As local food is so often discussed only in terms of it's mileage, we tend to forget about it's other benefits - but as Gail Feenstra says (a food analyst at the University of California), a food's carbon footprint "can't be the only measuring stick of environmental sustainability". According to local food advocate Sage Winn, eating local is about "how those [foods] were farmed, how the farm workers were treated" - a sprawling collection of ecological, societal and economic factors combine to form true sustainability (Winn, 2003).

In my opinion, eating local is a pretty cool thing to do. Going vegetarian or vegan, even one night or two a week, is also a fabulous option for reducing your carbon footprint.

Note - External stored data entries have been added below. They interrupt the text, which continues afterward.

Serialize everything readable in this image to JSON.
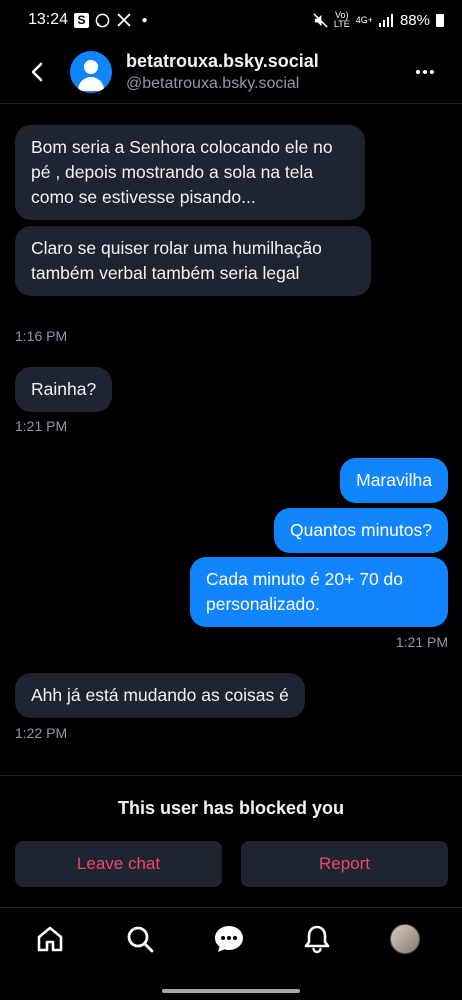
{
  "status_bar": {
    "time": "13:24",
    "app_icons": [
      "samsung-icon",
      "whatsapp-icon",
      "x-icon"
    ],
    "network_top": "Vo)",
    "network_lte": "LTE",
    "network_4g": "4G+",
    "battery": "88%"
  },
  "header": {
    "display_name": "betatrouxa.bsky.social",
    "handle": "@betatrouxa.bsky.social"
  },
  "messages": [
    {
      "direction": "incoming",
      "text": "Bom seria a Senhora colocando ele no pé , depois mostrando a sola na tela como se estivesse pisando..."
    },
    {
      "direction": "incoming",
      "text": "Claro se quiser rolar uma humilhação também verbal também seria legal"
    },
    {
      "direction": "incoming",
      "text": "Rainha?"
    },
    {
      "direction": "outgoing",
      "text": "Maravilha"
    },
    {
      "direction": "outgoing",
      "text": "Quantos minutos?"
    },
    {
      "direction": "outgoing",
      "text": "Cada minuto é 20+ 70 do personalizado."
    },
    {
      "direction": "incoming",
      "text": "Ahh já está mudando as coisas é"
    }
  ],
  "timestamps": [
    "1:16 PM",
    "1:21 PM",
    "1:21 PM",
    "1:22 PM"
  ],
  "blocked": {
    "message": "This user has blocked you",
    "leave_label": "Leave chat",
    "report_label": "Report"
  },
  "colors": {
    "accent": "#1185fe",
    "incoming_bubble": "#1e2530",
    "danger": "#ec4868",
    "muted": "#8d99a8"
  },
  "nav": [
    "home-icon",
    "search-icon",
    "chat-icon",
    "bell-icon",
    "profile-avatar"
  ]
}
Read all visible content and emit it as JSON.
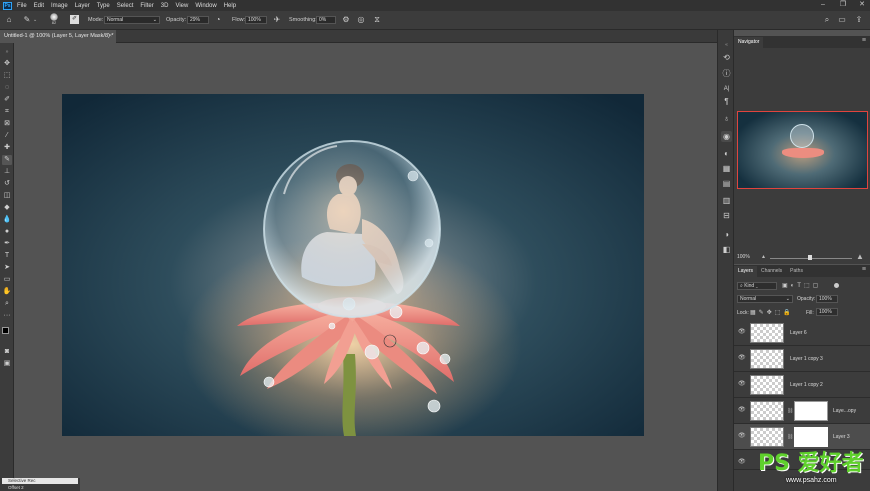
{
  "menu": {
    "items": [
      "File",
      "Edit",
      "Image",
      "Layer",
      "Type",
      "Select",
      "Filter",
      "3D",
      "View",
      "Window",
      "Help"
    ]
  },
  "options": {
    "brush_size": "82",
    "mode_label": "Mode:",
    "mode_value": "Normal",
    "opacity_label": "Opacity:",
    "opacity_value": "29%",
    "flow_label": "Flow:",
    "flow_value": "100%",
    "smoothing_label": "Smoothing:",
    "smoothing_value": "0%"
  },
  "document": {
    "tab_title": "Untitled-1 @ 100% (Layer 5, Layer Mask/8) *"
  },
  "navigator": {
    "tab": "Navigator",
    "zoom": "100%"
  },
  "layers_panel": {
    "tabs": [
      "Layers",
      "Channels",
      "Paths"
    ],
    "filter_kind": "Kind",
    "blend_mode": "Normal",
    "opacity_label": "Opacity:",
    "opacity_value": "100%",
    "lock_label": "Lock:",
    "fill_label": "Fill:",
    "fill_value": "100%",
    "layers": [
      {
        "name": "Layer 6",
        "has_mask": false,
        "selected": false
      },
      {
        "name": "Layer 1 copy 3",
        "has_mask": false,
        "selected": false
      },
      {
        "name": "Layer 1 copy 2",
        "has_mask": false,
        "selected": false
      },
      {
        "name": "Laye...opy",
        "has_mask": true,
        "selected": false
      },
      {
        "name": "Layer 3",
        "has_mask": true,
        "selected": true
      }
    ]
  },
  "bottom": {
    "item1": "Selective Rec",
    "item2": "Offset 2"
  },
  "watermark": {
    "text": "PS 爱好者",
    "url": "www.psahz.com"
  },
  "colors": {
    "accent": "#31a8ff",
    "navigator_frame": "#e0443e",
    "bg": "#535353",
    "panel": "#3c3c3c"
  }
}
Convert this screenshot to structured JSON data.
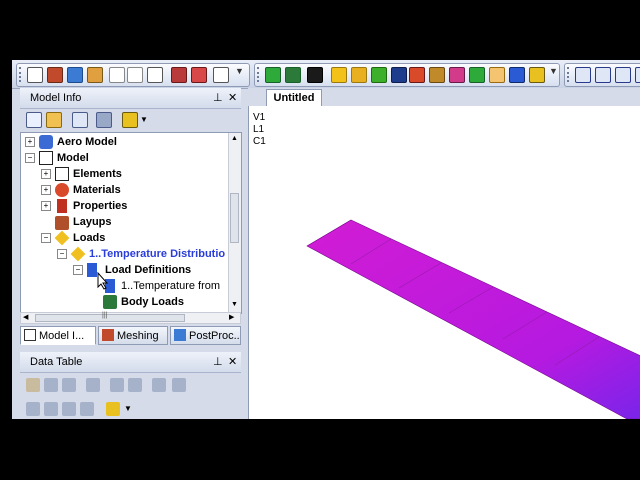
{
  "toolbar": {
    "more_glyph": "▼"
  },
  "model_info_panel": {
    "title": "Model Info",
    "pin_glyph": "📌",
    "close_glyph": "✕",
    "tree": [
      {
        "label": "Aero Model",
        "icon": "aero-icon",
        "expander": "+"
      },
      {
        "label": "Model",
        "icon": "grid-icon",
        "expander": "−"
      },
      {
        "label": "Elements",
        "icon": "elements-icon",
        "expander": "+"
      },
      {
        "label": "Materials",
        "icon": "materials-icon",
        "expander": "+"
      },
      {
        "label": "Properties",
        "icon": "properties-icon",
        "expander": "+"
      },
      {
        "label": "Layups",
        "icon": "layups-icon",
        "expander": ""
      },
      {
        "label": "Loads",
        "icon": "loads-icon",
        "expander": "−"
      },
      {
        "label": "1..Temperature Distributio",
        "icon": "load-set-icon",
        "expander": "−"
      },
      {
        "label": "Load Definitions",
        "icon": "load-definitions-icon",
        "expander": "−"
      },
      {
        "label": "1..Temperature from",
        "icon": "temperature-load-icon",
        "expander": ""
      },
      {
        "label": "Body Loads",
        "icon": "body-loads-icon",
        "expander": ""
      }
    ],
    "hscroll_grip": "|||",
    "tabs": [
      {
        "label": "Model I...",
        "active": true
      },
      {
        "label": "Meshing",
        "active": false
      },
      {
        "label": "PostProc...",
        "active": false
      }
    ]
  },
  "data_table_panel": {
    "title": "Data Table",
    "pin_glyph": "📌",
    "close_glyph": "✕"
  },
  "viewport": {
    "tab_label": "Untitled",
    "view_labels": [
      "V1",
      "L1",
      "C1"
    ],
    "colors": {
      "plate_magenta": "#c81ad8",
      "plate_purple": "#8a20e8",
      "plate_edge": "#7a0a90"
    }
  }
}
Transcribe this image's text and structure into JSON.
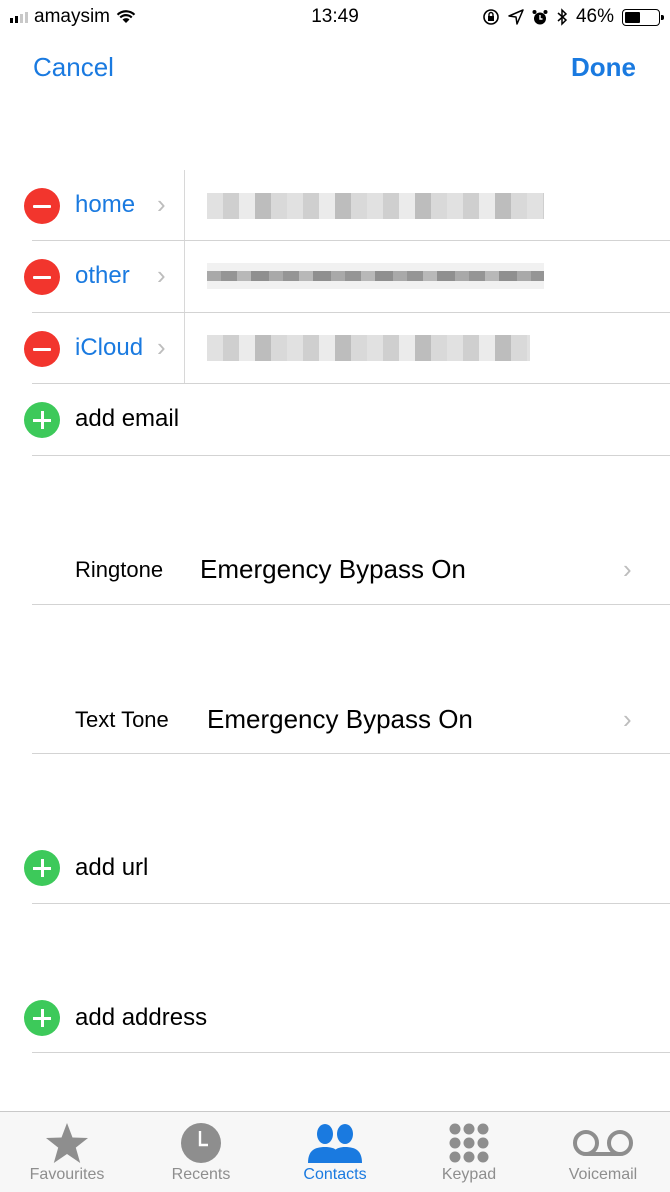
{
  "status_bar": {
    "carrier": "amaysim",
    "time": "13:49",
    "battery_percent": "46%",
    "battery_level": 0.46,
    "icons": [
      "signal-icon",
      "wifi-icon",
      "orientation-lock-icon",
      "location-icon",
      "alarm-icon",
      "bluetooth-icon",
      "battery-icon"
    ]
  },
  "nav": {
    "cancel_label": "Cancel",
    "done_label": "Done"
  },
  "emails": [
    {
      "label": "home",
      "value": "(redacted)"
    },
    {
      "label": "other",
      "value": "(redacted)"
    },
    {
      "label": "iCloud",
      "value": "(redacted)"
    }
  ],
  "add_email_label": "add email",
  "ringtone": {
    "label": "Ringtone",
    "value": "Emergency Bypass On"
  },
  "text_tone": {
    "label": "Text Tone",
    "value": "Emergency Bypass On"
  },
  "add_url_label": "add url",
  "add_address_label": "add address",
  "tabbar": {
    "tabs": [
      {
        "label": "Favourites",
        "icon": "star-icon"
      },
      {
        "label": "Recents",
        "icon": "clock-icon"
      },
      {
        "label": "Contacts",
        "icon": "contacts-icon",
        "active": true
      },
      {
        "label": "Keypad",
        "icon": "keypad-icon"
      },
      {
        "label": "Voicemail",
        "icon": "voicemail-icon"
      }
    ]
  },
  "colors": {
    "accent": "#1a7ae0",
    "delete": "#f2352d",
    "add": "#3dc95a"
  }
}
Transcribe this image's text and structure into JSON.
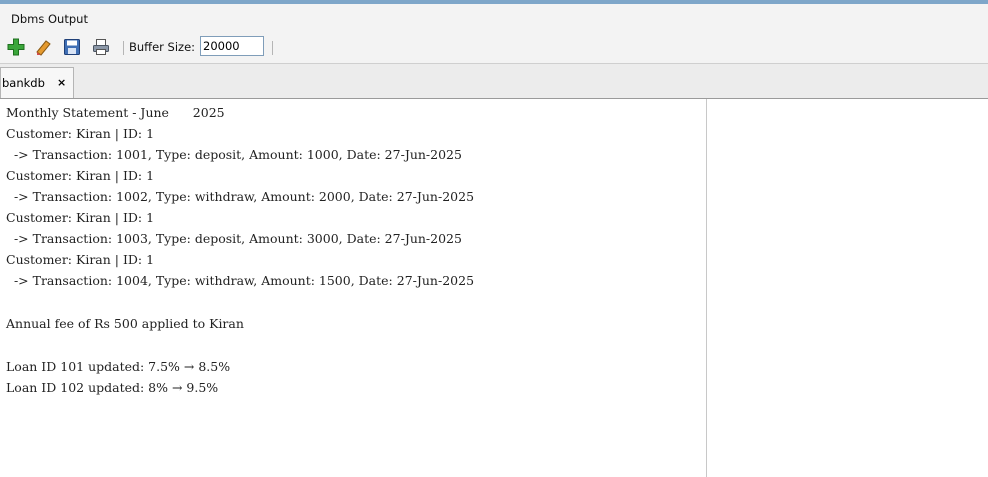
{
  "panel": {
    "title": "Dbms Output"
  },
  "toolbar": {
    "icons": [
      "add-icon",
      "eraser-icon",
      "save-icon",
      "print-icon"
    ],
    "buffer_label": "Buffer Size:",
    "buffer_value": "20000"
  },
  "tabs": [
    {
      "label": "bankdb",
      "close": "×"
    }
  ],
  "output": {
    "lines": [
      "Monthly Statement - June      2025",
      "Customer: Kiran | ID: 1",
      "  -> Transaction: 1001, Type: deposit, Amount: 1000, Date: 27-Jun-2025",
      "Customer: Kiran | ID: 1",
      "  -> Transaction: 1002, Type: withdraw, Amount: 2000, Date: 27-Jun-2025",
      "Customer: Kiran | ID: 1",
      "  -> Transaction: 1003, Type: deposit, Amount: 3000, Date: 27-Jun-2025",
      "Customer: Kiran | ID: 1",
      "  -> Transaction: 1004, Type: withdraw, Amount: 1500, Date: 27-Jun-2025",
      "",
      "Annual fee of Rs 500 applied to Kiran",
      "",
      "Loan ID 101 updated: 7.5% → 8.5%",
      "Loan ID 102 updated: 8% → 9.5%"
    ]
  },
  "colors": {
    "accent_strip": "#7ea6c9",
    "add_icon": "#2e9b2e"
  }
}
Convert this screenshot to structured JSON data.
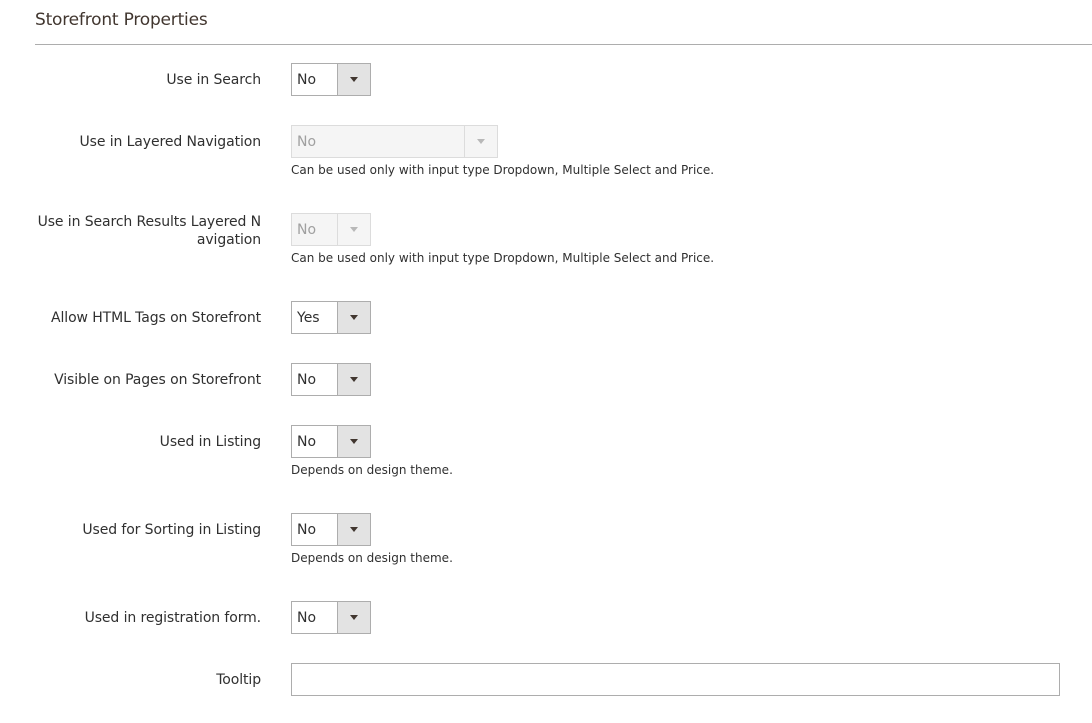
{
  "section": {
    "title": "Storefront Properties"
  },
  "fields": {
    "use_in_search": {
      "label": "Use in Search",
      "value": "No"
    },
    "use_in_layered_navigation": {
      "label": "Use in Layered Navigation",
      "value": "No",
      "note": "Can be used only with input type Dropdown, Multiple Select and Price."
    },
    "use_in_search_results_layered_navigation": {
      "label_line1": "Use in Search Results Layered N",
      "label_line2": "avigation",
      "value": "No",
      "note": "Can be used only with input type Dropdown, Multiple Select and Price."
    },
    "allow_html_tags": {
      "label": "Allow HTML Tags on Storefront",
      "value": "Yes"
    },
    "visible_on_pages": {
      "label": "Visible on Pages on Storefront",
      "value": "No"
    },
    "used_in_listing": {
      "label": "Used in Listing",
      "value": "No",
      "note": "Depends on design theme."
    },
    "used_for_sorting": {
      "label": "Used for Sorting in Listing",
      "value": "No",
      "note": "Depends on design theme."
    },
    "used_in_registration": {
      "label": "Used in registration form.",
      "value": "No"
    },
    "tooltip": {
      "label": "Tooltip",
      "value": ""
    }
  },
  "icons": {
    "select_arrow": "chevron-down-icon"
  }
}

My Mom and I actually shop at our local farmer's market every Sunday morning - for the yummy foods, the sense of community, and honestly, how much fun it is! As Canadians, going local is a little harder in the winter, when our only 'local' produce are pretty much potatoes and last season's apples!


1. Would you go local? Why or why not?

2. What's your opinion on food miles? Do YOU think they're important?

3. Explain why carbon dioxide emissions are so bad for the environment? Carbon dioxide seems pretty normal, right?